Friday, January 27, 2012

Tinderbox

Dakar is oddly quiet today.  The newspapers pinned on a cord next to the highway caused a crowd to gather with their dire headlines.  CIEE advised its college students who arrived this week to get to know their host families and stay inside.  Everyone advised me to stay away from the protests this afternoon. The quiet roads suggest that many people are staying home and waiting.  Many people speak of a fear of violence.  Senegal seems at a new peak in its constitutional crisis.  The "5 Sages' as they're known ironically in the graffiti, five supreme court judges (who just happened to get huge raises last month) are expected to issue their decision today on President Wade's desire to run for an unconstitutional 3rd term.  He claims the constitution was reformed halfway into his first term, so it's really only a 2nd term on this version of the constitution.

Every person I've spoken with emphatically disagrees, and this banner tries a mathematical approach to tell him.   Although the judges have set no time to issue the decision, now people think they're going to wait until midnight to do so.

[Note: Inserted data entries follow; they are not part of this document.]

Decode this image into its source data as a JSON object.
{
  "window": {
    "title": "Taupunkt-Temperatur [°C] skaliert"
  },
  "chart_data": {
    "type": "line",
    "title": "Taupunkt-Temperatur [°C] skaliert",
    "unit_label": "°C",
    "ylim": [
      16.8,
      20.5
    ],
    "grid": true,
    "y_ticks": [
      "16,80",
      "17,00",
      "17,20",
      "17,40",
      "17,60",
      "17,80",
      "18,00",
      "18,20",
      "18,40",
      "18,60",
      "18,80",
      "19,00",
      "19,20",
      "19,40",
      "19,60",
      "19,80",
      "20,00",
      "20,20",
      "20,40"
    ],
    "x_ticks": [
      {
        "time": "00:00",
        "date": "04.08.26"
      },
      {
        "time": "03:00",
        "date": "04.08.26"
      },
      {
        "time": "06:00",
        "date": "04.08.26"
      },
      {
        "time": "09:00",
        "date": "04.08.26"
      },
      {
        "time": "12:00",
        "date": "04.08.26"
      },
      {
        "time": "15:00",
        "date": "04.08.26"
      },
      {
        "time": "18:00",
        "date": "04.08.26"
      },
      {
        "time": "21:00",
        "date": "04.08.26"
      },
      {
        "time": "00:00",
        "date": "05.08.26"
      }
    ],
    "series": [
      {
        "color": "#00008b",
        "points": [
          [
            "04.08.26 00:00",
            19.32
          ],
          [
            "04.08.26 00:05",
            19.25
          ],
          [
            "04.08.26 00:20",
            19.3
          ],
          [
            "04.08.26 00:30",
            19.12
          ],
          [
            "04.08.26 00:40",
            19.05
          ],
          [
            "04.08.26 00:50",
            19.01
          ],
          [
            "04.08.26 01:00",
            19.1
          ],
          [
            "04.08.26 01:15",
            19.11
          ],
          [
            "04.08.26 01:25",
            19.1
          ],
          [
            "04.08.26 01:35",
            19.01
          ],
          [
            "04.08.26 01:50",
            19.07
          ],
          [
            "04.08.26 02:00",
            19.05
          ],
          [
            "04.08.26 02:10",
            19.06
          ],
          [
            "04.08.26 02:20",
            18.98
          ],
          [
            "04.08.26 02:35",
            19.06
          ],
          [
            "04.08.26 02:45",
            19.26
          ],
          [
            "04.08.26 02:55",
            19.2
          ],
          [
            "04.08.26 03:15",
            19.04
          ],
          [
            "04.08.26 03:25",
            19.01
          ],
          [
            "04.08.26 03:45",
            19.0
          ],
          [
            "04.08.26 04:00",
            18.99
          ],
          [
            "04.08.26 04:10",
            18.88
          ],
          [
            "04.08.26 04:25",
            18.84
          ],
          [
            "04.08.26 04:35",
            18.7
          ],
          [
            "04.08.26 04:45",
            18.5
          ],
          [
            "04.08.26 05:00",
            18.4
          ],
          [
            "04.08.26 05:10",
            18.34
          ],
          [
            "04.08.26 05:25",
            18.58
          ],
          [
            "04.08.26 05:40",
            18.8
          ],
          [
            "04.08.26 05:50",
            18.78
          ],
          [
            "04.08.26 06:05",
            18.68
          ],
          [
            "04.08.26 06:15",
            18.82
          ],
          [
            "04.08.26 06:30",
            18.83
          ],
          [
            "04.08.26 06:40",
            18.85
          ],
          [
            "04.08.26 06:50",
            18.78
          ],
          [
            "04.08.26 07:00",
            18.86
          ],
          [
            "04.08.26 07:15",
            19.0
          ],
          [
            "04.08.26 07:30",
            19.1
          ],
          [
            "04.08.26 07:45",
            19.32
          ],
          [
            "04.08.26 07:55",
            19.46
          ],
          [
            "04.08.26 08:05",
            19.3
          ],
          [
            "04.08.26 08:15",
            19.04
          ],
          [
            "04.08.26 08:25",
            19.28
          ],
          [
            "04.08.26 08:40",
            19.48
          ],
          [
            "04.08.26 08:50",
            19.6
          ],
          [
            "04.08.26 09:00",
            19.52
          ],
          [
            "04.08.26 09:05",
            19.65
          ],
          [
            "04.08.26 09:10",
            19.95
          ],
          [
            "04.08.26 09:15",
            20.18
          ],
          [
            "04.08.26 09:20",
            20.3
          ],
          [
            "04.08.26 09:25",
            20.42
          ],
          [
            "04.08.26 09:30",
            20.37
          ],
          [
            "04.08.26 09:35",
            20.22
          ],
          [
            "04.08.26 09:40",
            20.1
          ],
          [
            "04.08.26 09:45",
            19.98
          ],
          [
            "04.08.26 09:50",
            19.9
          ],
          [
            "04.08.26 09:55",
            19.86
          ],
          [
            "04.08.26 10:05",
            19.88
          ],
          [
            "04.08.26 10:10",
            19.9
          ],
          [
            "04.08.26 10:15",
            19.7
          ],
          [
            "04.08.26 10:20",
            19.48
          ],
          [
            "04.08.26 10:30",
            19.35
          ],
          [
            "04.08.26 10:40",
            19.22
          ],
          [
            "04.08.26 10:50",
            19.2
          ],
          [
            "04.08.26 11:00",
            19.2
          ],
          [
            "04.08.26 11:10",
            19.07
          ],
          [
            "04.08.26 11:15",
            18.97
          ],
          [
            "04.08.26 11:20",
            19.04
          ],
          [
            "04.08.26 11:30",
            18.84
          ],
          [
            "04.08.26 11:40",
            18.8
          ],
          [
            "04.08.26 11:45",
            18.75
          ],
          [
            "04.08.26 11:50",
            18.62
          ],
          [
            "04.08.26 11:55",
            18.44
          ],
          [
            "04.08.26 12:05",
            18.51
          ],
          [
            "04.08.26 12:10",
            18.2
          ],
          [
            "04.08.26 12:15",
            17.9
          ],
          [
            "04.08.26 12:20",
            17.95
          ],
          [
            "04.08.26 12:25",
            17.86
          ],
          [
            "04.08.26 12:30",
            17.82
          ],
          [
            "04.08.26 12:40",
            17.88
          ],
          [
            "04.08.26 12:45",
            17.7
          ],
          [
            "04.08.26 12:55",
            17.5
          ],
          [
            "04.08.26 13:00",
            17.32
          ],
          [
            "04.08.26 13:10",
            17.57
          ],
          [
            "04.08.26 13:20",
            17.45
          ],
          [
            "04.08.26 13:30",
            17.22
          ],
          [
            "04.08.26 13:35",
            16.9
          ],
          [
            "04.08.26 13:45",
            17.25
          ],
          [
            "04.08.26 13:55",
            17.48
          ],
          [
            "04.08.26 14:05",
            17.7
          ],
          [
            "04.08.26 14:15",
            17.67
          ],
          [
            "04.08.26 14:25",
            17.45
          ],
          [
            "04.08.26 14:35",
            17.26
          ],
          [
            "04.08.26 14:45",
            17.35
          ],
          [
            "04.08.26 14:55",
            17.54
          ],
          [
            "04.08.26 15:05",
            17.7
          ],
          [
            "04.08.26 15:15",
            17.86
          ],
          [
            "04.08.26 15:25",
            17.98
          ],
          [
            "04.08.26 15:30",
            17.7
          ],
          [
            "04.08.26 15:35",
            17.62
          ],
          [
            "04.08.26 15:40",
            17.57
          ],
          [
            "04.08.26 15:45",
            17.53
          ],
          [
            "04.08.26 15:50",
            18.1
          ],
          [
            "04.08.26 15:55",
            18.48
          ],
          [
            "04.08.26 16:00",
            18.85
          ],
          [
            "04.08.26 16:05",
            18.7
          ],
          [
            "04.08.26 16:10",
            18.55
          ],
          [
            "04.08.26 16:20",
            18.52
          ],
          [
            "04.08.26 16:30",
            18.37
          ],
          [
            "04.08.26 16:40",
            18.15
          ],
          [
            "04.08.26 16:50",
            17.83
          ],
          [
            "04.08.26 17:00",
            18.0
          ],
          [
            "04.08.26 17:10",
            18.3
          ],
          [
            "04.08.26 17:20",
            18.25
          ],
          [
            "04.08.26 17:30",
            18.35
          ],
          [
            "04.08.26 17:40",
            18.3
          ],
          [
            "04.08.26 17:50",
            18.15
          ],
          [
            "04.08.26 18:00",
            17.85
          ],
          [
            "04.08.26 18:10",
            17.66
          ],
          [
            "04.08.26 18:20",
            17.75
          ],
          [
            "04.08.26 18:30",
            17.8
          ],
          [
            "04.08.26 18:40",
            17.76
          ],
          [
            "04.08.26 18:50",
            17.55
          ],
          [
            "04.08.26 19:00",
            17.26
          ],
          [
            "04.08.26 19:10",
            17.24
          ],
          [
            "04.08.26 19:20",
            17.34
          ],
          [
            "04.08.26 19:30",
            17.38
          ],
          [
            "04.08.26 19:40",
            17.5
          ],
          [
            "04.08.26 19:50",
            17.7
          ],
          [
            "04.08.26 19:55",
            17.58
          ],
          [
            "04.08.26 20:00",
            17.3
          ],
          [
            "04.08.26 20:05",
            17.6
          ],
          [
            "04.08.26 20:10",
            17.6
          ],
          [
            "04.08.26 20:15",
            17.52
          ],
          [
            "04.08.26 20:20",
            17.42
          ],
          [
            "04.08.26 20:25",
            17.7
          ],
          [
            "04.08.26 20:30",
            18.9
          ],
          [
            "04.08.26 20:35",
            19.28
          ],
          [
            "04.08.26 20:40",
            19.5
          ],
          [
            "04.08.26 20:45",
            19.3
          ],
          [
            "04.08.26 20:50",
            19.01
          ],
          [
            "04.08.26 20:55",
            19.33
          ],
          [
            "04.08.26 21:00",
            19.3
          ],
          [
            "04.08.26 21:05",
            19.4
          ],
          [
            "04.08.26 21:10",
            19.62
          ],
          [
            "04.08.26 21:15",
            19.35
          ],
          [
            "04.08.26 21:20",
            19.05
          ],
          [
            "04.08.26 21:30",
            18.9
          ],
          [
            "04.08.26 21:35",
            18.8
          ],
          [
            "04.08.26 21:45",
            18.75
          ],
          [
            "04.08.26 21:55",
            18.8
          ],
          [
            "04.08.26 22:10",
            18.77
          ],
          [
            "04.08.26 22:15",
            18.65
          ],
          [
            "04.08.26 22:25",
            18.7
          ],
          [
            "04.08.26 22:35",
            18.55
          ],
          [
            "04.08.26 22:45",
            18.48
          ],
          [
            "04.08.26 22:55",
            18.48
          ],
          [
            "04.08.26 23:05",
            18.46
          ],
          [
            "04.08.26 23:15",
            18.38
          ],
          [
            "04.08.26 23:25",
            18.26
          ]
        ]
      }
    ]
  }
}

A coalition of opposition groups Y En a Marre (Enough Already) and M23 (A student group named for the June 23rd date the National Assembly denied the president's last attempt to change the constitution) planned a protest for today at the Place de l'Obelisk which was forbidden by the president.  They're still there now, with riot police massed just down the road.

Y En a Marre is known as an artists group and has made good use of Youtube videos and rap music to get their message out.  They seem to share some similarities with the Occupy Wall Street movement. 

This afternoon, a few thousand people of all ages gathered, with many more waiting and watching in the side roads around the park.  Despite the headlines and the police, loud music and and the large crowd created a party atmosphere.  Senegal 
enjoys free speech in addition to their free press, and the crowd  was exercising it today.

Groups supporting different presidential candidates wore t-shirts and posted banners.  The organizing groups wore t-shirts as well, and Y En a Marre people worked the park picking up trash while rap singers worked the crowd into some waving and chanting.  This poster suggests that Karim, the son of the president known bitterly and facetiously as the "Minister of the Earth and the Sky" because he's been given so much authority, should free his father. The shirt below takes the direct approach.